Moments later, she appeared to be choking on milk. For a second, her face turned a dark purple. And then, as if nothing had happened. I stood there, dumbfounded, knowing only that something had just happened, with no one around to witness it and explain it. Since it was time for her nap and she was nowhere near falling asleep, I carefully gathered all the tubes and wires she was connected to and cradled her against my chest. By then, I had learned to manage everything without the assistance of a nurse. They were usually busy anyway, so I tried to learn as soon as possible to do as much as possible on my own. This gave me a sense of mothering and self-sufficiency in caring for my baby. Additionally, by handling tasks myself, I could fully focus on my little girl without distracting small talk with the staff. We would steal a moment for ourselves - for me to whisper to her while lifting her, to meet her gaze, to reassure her that she would be okay and to hang in there; that we would soon be able to go home...

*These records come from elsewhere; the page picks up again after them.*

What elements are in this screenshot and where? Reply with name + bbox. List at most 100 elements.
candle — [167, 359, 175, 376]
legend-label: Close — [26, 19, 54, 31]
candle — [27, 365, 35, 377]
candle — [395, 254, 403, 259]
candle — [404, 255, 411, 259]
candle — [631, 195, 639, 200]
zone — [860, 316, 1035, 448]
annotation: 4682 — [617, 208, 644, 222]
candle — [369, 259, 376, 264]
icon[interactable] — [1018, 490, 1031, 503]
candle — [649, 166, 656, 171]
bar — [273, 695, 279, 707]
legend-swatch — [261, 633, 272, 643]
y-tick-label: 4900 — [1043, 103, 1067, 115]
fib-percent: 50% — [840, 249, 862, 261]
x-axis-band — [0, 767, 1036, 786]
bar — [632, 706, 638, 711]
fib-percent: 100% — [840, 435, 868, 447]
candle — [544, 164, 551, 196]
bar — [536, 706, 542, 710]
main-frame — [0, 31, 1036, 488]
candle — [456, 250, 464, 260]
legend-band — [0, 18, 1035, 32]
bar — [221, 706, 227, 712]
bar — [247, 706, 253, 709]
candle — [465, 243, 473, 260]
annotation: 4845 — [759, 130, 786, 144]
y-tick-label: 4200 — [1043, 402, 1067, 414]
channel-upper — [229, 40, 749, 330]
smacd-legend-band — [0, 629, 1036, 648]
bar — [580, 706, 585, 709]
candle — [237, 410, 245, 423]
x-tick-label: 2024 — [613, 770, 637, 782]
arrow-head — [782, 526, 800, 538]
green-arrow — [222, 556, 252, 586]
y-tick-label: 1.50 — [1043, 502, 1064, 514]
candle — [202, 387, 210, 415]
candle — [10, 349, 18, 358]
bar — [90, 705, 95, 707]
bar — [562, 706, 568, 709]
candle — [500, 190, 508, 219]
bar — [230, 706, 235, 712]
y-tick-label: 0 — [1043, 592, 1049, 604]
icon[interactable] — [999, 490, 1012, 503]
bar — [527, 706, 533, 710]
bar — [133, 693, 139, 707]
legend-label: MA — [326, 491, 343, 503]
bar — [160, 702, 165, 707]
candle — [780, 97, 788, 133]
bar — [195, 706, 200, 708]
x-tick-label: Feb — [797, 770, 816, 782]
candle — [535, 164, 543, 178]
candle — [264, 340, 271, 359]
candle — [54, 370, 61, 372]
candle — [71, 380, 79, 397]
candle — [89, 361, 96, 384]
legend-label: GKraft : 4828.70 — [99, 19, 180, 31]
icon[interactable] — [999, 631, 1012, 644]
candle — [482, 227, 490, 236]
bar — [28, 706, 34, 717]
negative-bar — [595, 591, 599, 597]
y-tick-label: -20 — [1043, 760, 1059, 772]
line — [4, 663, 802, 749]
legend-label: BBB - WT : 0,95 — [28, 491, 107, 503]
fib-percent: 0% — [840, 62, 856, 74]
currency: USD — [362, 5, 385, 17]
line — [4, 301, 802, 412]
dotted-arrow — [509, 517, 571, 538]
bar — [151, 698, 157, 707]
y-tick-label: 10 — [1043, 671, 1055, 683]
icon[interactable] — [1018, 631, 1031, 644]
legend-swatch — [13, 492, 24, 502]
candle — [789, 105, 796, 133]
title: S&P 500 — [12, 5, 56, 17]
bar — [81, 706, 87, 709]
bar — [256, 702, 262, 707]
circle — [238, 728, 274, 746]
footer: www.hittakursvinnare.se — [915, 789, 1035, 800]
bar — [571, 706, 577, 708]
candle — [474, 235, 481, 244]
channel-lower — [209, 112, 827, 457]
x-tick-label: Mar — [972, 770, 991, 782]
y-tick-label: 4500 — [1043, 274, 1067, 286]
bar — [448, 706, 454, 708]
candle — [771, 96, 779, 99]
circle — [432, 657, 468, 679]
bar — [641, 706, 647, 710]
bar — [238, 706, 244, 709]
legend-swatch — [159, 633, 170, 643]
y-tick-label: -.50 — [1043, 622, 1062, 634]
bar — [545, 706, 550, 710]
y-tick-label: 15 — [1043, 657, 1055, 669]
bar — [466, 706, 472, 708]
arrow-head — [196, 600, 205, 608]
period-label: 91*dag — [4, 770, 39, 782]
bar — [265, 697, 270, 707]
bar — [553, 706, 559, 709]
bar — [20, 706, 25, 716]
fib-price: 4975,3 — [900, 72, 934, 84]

And then everything changed. Again. Her eyes drifted inward, then rolled upwards and back, losing all control; she began moaning, emitting sounds I had never heard before. Soon, her skin took on a shade between deep dark blue and purple, and all the alarms on the monitor she was connected to blared. This time, there was no turning back. When the nurse on duty saw what was happening, she turned pale. The doctors rushed in, and as more and more people gathered around Ema's bed, I became invisible; leaving space for the medical staff to work, I was squeezed out of the circle and soon asked to wait outside. Sitting in the hallway, feeling helpless, fighting the panic within, unaware that the world outside was spring cleaning their homes, dyeing eggs, and preparing festive meals. The time stood still. I was grounded only by the sound of a door slamming open as the medical team rushed out, wheeling my baby in her bed and racing down the hallway, toward the elevators, and down to the ICU.
Years later, that same nurse who had turned deathly pale that day, the one who had given our baby her very first bath just days earlier, confided that at that moment, she was certain - Ema was gone.
Today, it feels as though there is hardly a more profound way to celebrate the Resurrection. From all of this, a new version of ourselves emerged. And surely, eventually, we were able to bring our baby girl home. She defied the odds more than once and grew into a remarkable six-year-old; full of life and vigor, strong-willed, yet generous. And oh so funny!
"Mom, when is the Holly Bunny coming to dye the eggs?" she asked the other day.
To all who celebrate these days...
May the light of Easter pierce through the darkness, illuminating your lives with hope, love and renewal.
More to come...
Dear Reader, our daughter survived ECMO, she was resuscitated, had multiple heart-failure episodes, lived with arrhythmia, she underwent three open heart surgeries, one pacemaker placement (and removal), two ablations, jejunostomy placement surgery to be tube-fed, she survived malrotation of intestines and had a surgery on her tummy. Her scars go from the top of her chest, down to the bottom of her abdomen.
CARDIAC WARD, GASTROENTEROLOGY, NEUROLOGY, PHYSIOTHERAPY, NEPHROLOGY, ORL, ENDOCRINOLOGY, LOGOPED, DEVELOPMENTAL PEDAGOGUE, and many more were (and some still are) part of our routine.